Where $F_s(x)$ means the expected gain under an optimal policy, having collected $x$ money already with $s$ boxes to go. We can either stop and take $x$ money home, or we open another box which is not the devil's penny with probability $\frac {s-1}s$ so that our money increases to some $x'$.

Is this correct? How can I get the optimal policy from here?

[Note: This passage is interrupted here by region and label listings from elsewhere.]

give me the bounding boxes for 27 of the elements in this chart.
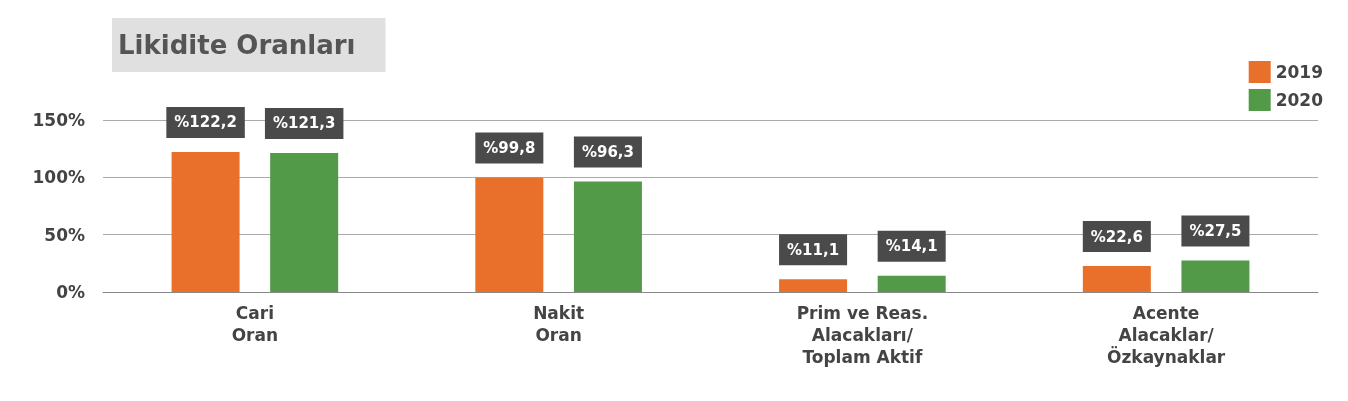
data-label: %121,3 [272, 114, 336, 133]
data-label: %99,8 [483, 139, 536, 158]
data-label: %14,1 [885, 237, 938, 256]
y-tick-label: 0% [56, 282, 85, 302]
legend-label: 2020 [1275, 90, 1324, 110]
data-label: %122,2 [174, 113, 237, 132]
bar [877, 275, 946, 292]
x-tick-label: Nakit Oran [533, 303, 585, 345]
y-tick-label: 50% [44, 224, 85, 245]
bar [270, 152, 339, 292]
data-label: %27,5 [1189, 221, 1242, 240]
bar [779, 279, 848, 292]
data-label: %22,6 [1090, 227, 1143, 246]
y-tick-label: 150% [32, 110, 85, 130]
bar [573, 181, 642, 292]
data-label: %11,1 [787, 240, 840, 259]
data-label: %96,3 [581, 143, 634, 162]
bar [171, 151, 240, 292]
y-tick-label: 100% [32, 167, 85, 188]
x-tick-label: Prim ve Reas. Alacakları/ Toplam Aktif [796, 303, 929, 367]
legend-label: 2019 [1275, 62, 1324, 82]
x-tick-label: Acente Alacaklar/ Özkaynaklar [1107, 303, 1226, 367]
x-tick-label: Cari Oran [231, 303, 279, 345]
bar [1082, 266, 1151, 292]
chart-title: Likidite Oranları [118, 30, 356, 60]
bar [475, 177, 544, 292]
bar [1181, 260, 1250, 292]
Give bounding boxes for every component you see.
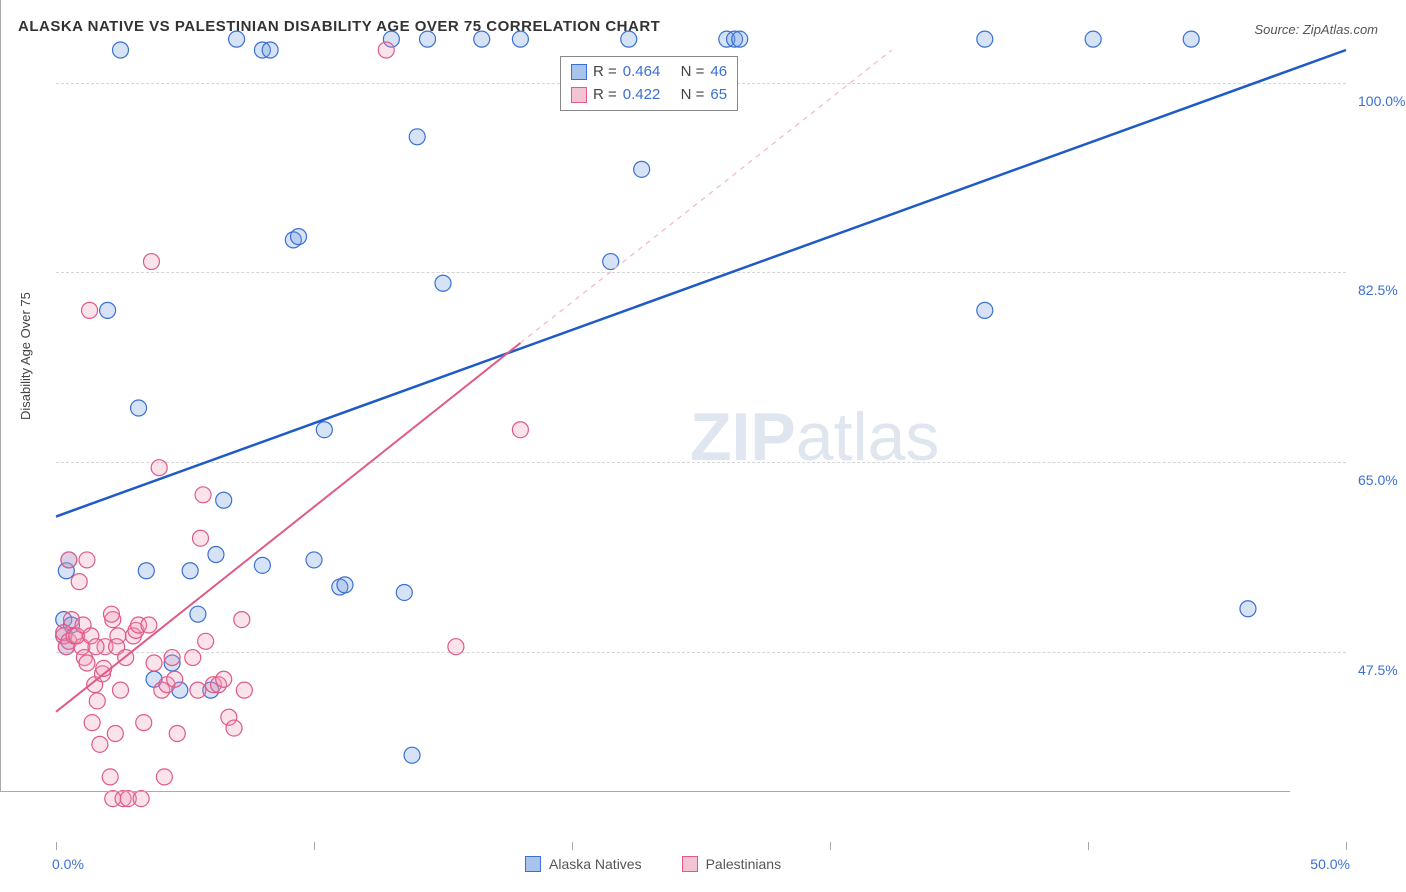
n-label: N = — [681, 61, 705, 84]
r-label: R = — [593, 84, 617, 107]
legend-swatch-icon — [525, 856, 541, 872]
legend-label: Palestinians — [706, 856, 782, 872]
n-value: 65 — [710, 84, 727, 107]
x-tick-mark — [1346, 842, 1347, 850]
plot-axes — [0, 0, 1290, 792]
legend-label: Alaska Natives — [549, 856, 642, 872]
y-tick-label: 100.0% — [1358, 93, 1405, 109]
legend-bottom: Alaska Natives Palestinians — [525, 856, 781, 872]
y-tick-label: 65.0% — [1358, 472, 1398, 488]
x-tick-mark — [1088, 842, 1089, 850]
legend-swatch-icon — [682, 856, 698, 872]
x-tick-mark — [830, 842, 831, 850]
x-tick-label: 0.0% — [52, 856, 84, 872]
x-tick-label: 50.0% — [1310, 856, 1350, 872]
r-value: 0.422 — [623, 84, 661, 107]
r-label: R = — [593, 61, 617, 84]
stats-box: R = 0.464 N =46 R = 0.422 N =65 — [560, 56, 738, 111]
stats-row: R = 0.422 N =65 — [571, 84, 727, 107]
data-point — [133, 791, 149, 807]
x-tick-mark — [314, 842, 315, 850]
legend-item: Alaska Natives — [525, 856, 642, 872]
y-tick-label: 47.5% — [1358, 662, 1398, 678]
legend-swatch-icon — [571, 87, 587, 103]
x-tick-mark — [572, 842, 573, 850]
y-tick-label: 82.5% — [1358, 282, 1398, 298]
n-value: 46 — [710, 61, 727, 84]
legend-swatch-icon — [571, 64, 587, 80]
n-label: N = — [681, 84, 705, 107]
r-value: 0.464 — [623, 61, 661, 84]
x-tick-mark — [56, 842, 57, 850]
stats-row: R = 0.464 N =46 — [571, 61, 727, 84]
legend-item: Palestinians — [682, 856, 782, 872]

Bonus question: The article mentions we should keep playing until we have won a third of the available money if there are two devil's pennies. How come?

2

There are 2 best solutions below

0
On BEST ANSWER

Let the amount found so far be $a$, the amount yet to find be $b$, and there be $k$ boxes left to open. Finding the penny has a return $-a$. By the linearity of expectation, the expectation of opening one more box is $\frac 1k(b-a)$, which is positive any time $b \gt a$, which means we have not yet found half the money. The same argument applies if there are two pennies. Then the expectation is $\frac 1k(b-2a)$ as there are two boxes that can give us $-a$. We should stop when we have found a third of the total money.

0
On

Not a proof, just some thoughts, and perhaps a bit of insight.

If we were to open all of the boxes, we could expect (on average) to find half of the money before the penny, and half of the money after the penny.

If there are two pennies, we could expect (again, on average) to find one third of the money before the first penny, another third before the second penny, and the final third after the second penny.